認めたくはないが、はい、と返事をすると、「守銭奴だってことも?」と付け足すように問うた。

「それのせいでこんな状態になっているんです」とぼやいた途端、ハッと思い出す。

「ところで、今、何時ですか?」

祖母とは病院で別れ、何も言わず現在に至る。

「午後七時を少し回ったところ。でも、心配しないで。お家にはちゃんと連絡しておいたから。九時には送っていくわ、蒼穹がね。

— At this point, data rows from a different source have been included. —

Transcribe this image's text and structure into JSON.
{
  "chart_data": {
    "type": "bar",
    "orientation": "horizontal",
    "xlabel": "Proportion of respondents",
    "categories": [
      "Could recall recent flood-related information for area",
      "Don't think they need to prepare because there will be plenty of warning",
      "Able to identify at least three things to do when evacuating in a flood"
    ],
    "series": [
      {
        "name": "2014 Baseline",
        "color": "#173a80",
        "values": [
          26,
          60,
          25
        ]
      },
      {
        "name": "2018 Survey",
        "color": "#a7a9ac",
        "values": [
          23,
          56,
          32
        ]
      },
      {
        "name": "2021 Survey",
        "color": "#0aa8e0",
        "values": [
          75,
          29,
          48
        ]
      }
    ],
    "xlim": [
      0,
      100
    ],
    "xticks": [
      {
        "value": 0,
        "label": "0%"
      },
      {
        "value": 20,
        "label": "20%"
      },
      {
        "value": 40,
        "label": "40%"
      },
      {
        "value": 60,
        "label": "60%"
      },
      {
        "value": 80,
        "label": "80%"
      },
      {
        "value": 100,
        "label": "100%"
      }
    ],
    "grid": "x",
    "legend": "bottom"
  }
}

そのぐらいに戻って来るでしょうから」

それならいいがと思った途端、「さぁ、飲んで飲んで!」とお茶を勧められる。


その後、何杯あのお茶を飲んだだろう? 何回トイレに通っただろう?
あのシェルターにはそんな恥ずかしい思い出しか残っていない。


 *


「すっかり毒気は抜けたようだな」

天地さんはピッタリ八時半に戻ってきた。
「お陰様で」と返事をするが、この話は避けたかった。

「お前、青柳医師とはどうやって知り合った?」

だが、私が避けるより先に天地さんが話を変えた。

「どうって、祖父の医者時代の知人だそうです」

そう返事をして運転席に目を遣ると、外灯に照らされ深い陰影を作るシリアスな横顔があった。

「もう少し詳しく話してくれ」

その顔があまりにも険しかったので素直に応じた。